Ömer F. Kurhan, iftira ve öneri içeren yeni bir yazı gönderdi. Kurhan’ın önerisiyle ilgili muhatabım A. Ertuğrul Timur’dur. Timur’a bu öneriyle ilgili yanıtımı 8 Mart 2009 günlü kamera önü konuşmamda verdim. İftira içeren yazısını yanıtlamayı düşünmediğim Kurhan’ın, söz konusu son yazısını "Timur’un Çöp Kutusu" bölümünde bir tıkla bulup okuyabilirsiniz. Lütfen, TIKLAYINIZ! (HB)


12 Mart 2009


Ömer F. Kurhan, bize gönderdiği bir mektupta, artık yazılarına yer vermememizi istedi. Kurhan’ın, içinde bizim adımızı geçirdiği, bizi konu ettiği, bizden bahsettiği yazılarını, okurlarımızdan gizleyemeyeceğimiz için yayınlamak zorundayız. Kurhan, yazılarına yer vermememizi istiyorsa, yazılarında bizim adımızı geçirmemesi, bizi konu etmemesi, bizden bahsetmemesi gerekiyor. Biz, talimatlarla yazı yazan, talimatlarla yazı kaldıran yada talimatlarla yazı yazmaktan vazgeçen insanlar değiliz. Kurhan, talimat vermeyi bırakmalı. Ne yapacağımıza Kurhan değil, biz karar veririz.

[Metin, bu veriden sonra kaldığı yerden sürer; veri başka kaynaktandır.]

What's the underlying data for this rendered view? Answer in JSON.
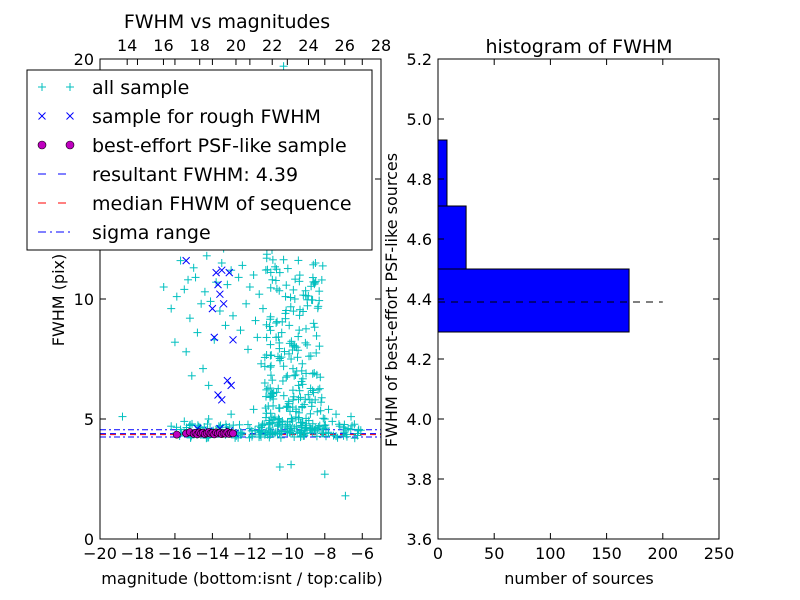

A. Ertuğrul Timur’un iftira içeren çöp değerindeki yazılarını, İstanbul Alternatif Tiyatrolar Platformu - Girişim Yayıncılık İnisiyatifi, nasıl ki ayrı bir bölüm (blog) oluşturarak sunuyorsa, biz de, Timur ve Kurhan’ın, bizim adımızı geçirdiği, bizi konu ettiği, bizden bahsettiği ve iftira içeren çöp değerindeki yazılarını, "Timur’un Çöp Kutusu"nda yayınlamayı sürdürüyoruz. Kurhan, iftira içermeyen yazılar gönderip yayınlanmasını isterse, "Timur’un Çöp Kutusu" yerine, OYUN sitesinde yayınlarız.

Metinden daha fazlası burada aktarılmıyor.